Vampires of Black Imperial Blood is the debut album by French black metal group Mütiilation. The album is noted for being the first full length release in the Les Légions Noires movement, it was also the first full-length CD publication from Drakkar Productions, a French record label freshly established in 1994 by fellow musician Noktu (frontman of Celestia).

==Reissues==
Originally limited to 1000 copies, the album was reissued in 1999 as a double-LP by End All Life Productions, in a limited pressing of 100 numbered copies. This edition had a slightly different track listing, including three bonus tracks. The album was bootlegged in 2005 by Tragic Empire Records, in an undisclosed amount, with the same track listing as the double-LP. In 2009 Dark Adversary Productions (Australia) did an official reissue of this album with the same track listing as the original CD press.

==Critical reception==

This album, together with March to the Black Holocaust, was instrumental in establishing the reputation of the Black Legions among underground black metal circles. The overall reception of the album was highly polarized with some dismissing it as "forgettable melancholic drivel". Globally, the most notable elements appear to be the "twisted", "demented but catchy riffs" and, most importantly, the "melancholic", "bleak and lugubrious", "depressive atmosphere", that differed from the established Norwegian black metal acts of that time. On the base of this album, Mütiilation is often credited for inventing the "depressive/suicidal black metal" subgenre, that would spawn acts such as Xasthur and Shining.

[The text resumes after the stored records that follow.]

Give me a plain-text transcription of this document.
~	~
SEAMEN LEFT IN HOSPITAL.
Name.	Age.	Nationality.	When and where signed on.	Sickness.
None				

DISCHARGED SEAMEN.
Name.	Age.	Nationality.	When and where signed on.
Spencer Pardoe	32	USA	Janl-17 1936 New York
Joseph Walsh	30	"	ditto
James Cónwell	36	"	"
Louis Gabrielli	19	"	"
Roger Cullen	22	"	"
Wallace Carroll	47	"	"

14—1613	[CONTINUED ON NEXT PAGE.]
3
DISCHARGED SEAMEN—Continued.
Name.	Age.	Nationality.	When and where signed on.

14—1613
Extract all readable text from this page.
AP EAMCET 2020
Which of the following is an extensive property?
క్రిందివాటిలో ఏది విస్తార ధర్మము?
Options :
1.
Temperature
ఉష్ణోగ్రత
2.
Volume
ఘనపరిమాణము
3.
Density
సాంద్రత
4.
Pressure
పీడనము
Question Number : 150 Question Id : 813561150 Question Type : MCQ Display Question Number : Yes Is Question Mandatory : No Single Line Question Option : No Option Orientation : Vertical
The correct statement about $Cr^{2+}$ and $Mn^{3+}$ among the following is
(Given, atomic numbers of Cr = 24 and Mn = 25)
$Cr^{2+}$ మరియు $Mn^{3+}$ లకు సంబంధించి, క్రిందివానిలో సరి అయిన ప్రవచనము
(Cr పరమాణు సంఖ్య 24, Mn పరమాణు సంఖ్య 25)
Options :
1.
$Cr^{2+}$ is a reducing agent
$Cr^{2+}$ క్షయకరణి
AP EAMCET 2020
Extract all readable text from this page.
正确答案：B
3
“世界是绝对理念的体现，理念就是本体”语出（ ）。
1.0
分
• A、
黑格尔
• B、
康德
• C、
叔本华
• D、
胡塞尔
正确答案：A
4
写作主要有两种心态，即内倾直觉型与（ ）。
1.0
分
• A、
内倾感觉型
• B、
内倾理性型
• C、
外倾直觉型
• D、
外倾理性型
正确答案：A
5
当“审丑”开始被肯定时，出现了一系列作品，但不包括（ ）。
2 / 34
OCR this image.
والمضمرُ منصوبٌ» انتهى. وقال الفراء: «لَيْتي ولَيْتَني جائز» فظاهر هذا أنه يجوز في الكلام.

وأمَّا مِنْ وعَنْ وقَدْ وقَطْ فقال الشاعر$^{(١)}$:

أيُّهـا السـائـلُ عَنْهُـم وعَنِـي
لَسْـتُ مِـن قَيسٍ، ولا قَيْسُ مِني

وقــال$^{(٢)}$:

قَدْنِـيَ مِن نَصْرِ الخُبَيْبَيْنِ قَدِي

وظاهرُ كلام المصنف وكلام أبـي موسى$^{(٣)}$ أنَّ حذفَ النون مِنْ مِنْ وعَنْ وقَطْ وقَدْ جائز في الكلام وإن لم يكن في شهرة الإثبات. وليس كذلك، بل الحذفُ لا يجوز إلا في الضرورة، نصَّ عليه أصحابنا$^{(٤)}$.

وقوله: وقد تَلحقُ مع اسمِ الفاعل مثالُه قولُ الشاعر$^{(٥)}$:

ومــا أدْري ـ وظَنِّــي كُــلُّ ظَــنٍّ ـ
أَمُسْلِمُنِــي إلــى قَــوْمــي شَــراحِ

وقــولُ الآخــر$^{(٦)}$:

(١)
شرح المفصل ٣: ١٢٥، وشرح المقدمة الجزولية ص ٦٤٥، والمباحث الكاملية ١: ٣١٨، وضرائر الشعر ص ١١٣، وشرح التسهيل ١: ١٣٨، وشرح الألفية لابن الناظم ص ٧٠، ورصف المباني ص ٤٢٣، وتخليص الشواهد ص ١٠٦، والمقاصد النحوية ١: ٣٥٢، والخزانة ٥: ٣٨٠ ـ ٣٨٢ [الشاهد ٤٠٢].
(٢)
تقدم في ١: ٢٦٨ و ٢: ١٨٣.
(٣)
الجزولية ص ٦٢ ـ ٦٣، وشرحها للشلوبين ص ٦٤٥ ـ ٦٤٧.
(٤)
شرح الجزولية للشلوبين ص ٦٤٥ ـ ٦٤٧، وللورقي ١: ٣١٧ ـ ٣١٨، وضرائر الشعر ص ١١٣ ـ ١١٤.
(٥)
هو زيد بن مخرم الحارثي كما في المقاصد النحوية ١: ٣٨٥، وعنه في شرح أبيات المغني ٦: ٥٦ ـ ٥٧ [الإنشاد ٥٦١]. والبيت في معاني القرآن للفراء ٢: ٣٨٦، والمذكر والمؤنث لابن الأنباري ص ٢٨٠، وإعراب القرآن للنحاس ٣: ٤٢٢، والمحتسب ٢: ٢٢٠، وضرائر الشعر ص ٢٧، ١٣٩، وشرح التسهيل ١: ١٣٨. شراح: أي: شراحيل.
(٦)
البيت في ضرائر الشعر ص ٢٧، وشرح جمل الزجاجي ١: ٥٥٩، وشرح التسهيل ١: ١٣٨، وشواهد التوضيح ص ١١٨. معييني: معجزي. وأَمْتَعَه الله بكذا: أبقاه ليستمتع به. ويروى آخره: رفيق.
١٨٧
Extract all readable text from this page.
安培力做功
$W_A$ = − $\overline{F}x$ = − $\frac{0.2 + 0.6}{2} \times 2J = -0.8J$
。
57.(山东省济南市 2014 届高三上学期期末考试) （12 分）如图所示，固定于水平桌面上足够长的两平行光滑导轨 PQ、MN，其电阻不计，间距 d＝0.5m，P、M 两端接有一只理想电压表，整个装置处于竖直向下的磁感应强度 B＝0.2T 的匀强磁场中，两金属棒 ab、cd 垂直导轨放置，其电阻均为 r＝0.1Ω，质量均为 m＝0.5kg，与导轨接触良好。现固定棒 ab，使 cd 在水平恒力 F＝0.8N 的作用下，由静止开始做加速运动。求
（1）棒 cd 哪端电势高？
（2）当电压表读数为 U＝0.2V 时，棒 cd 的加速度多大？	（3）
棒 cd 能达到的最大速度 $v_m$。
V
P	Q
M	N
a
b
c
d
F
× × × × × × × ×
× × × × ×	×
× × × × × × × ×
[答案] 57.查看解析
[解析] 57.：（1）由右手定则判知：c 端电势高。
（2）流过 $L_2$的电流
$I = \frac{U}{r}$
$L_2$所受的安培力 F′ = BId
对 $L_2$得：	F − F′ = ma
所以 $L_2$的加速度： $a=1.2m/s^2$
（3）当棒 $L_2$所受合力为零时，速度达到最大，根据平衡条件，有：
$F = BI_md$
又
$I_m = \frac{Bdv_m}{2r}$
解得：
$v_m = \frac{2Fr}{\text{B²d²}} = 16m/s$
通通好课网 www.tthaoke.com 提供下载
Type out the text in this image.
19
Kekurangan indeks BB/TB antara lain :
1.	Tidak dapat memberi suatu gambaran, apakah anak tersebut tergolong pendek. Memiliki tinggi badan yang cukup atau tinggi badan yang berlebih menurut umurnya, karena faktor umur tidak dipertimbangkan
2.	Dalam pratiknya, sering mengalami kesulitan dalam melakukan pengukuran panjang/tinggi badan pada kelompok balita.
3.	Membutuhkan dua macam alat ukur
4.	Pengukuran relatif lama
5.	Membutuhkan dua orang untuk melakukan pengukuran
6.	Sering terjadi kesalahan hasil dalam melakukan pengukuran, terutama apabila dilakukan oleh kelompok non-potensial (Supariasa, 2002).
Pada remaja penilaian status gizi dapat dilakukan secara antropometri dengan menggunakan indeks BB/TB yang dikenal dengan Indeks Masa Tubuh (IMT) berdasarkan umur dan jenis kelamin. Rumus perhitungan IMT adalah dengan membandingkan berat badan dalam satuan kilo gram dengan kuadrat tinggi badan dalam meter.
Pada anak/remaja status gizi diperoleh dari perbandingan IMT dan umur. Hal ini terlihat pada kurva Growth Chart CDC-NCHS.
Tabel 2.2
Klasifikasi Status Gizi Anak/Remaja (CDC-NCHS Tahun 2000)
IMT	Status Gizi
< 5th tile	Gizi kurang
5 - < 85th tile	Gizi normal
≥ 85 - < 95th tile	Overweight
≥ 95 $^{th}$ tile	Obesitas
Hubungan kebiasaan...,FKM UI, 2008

However, unlike groups the album influenced, "Vampires..." shows a wider range of dynamics and an unmistakable style of songwriting, especially for that era of the genre.

While the production quality has been acclaimed as "significantly clearer" than on earlier Mütiilation demos, other reviewers described it as a "nonexistent production",
or even an "ultra primitive sound quality (...) making Darkthrone sound downright hi-fi".

==Track listings==
===Drakkar Original Pressing/Dark Adversary Pressing===

| No. | Title | Length |
|---|---|---|
| 1. | "Magical Shadows of a Tragic Past" | 10:00 |
| 2. | "Born Under the Master's Spell" (this track is missing on the re-release.) | 5:29 |
| 3. | "Ravens of My Funeral" | 7:41 |
| 4. | "Black Imperial Blood" | 5:35 |
| 5. | "Eternal Empire of Majesty Death" | 7:06 |
| 6. | "Transylvania" | 5:52 |
| 7. | "Under Ardailles Night" | 4:22 |
| 8. | "Tears of a Melancholic Vampire" | 8:01 |

===End All Life LP===

| No. | Title | Length |
|---|---|---|
| 1. | "Magical Shadows of a Tragic Past" | 10:00 |
| 2. | "Ravens of My Funeral" | 7:41 |
| 3. | "Black Imperial Blood" | 5:35 |
| 4. | "Eternal Empire of Majesty Death" | 7:06 |
| 5. | "Transylvania" | 5:52 |
| 6. | "Under Ardailles Night" | 4:22 |
| 7. | "Tears of a Melancholic Vampire" | 8:01 |
| 8. | "Forests of an Evil Dream" (bonus track) | 5:27 |
| 9. | "Travels To Sadness, Hate And Depression" (bonus track) | 7:13 |
| 10. | "The Rite Of Darkness" (Bathory cover version, from The Return......, 1985) | 5:32 |

==Trivia==
- This was the first recording to feature Mørdrëd.
- This album features both real drums as well as a drum machine, while on the following Mütiilation releases (notably ones that were recorded as a one-man project) Meyhna'ch would rely solely on a drum machine. The final Mütiilation album, Sorrow Galaxies, also featured actual drums.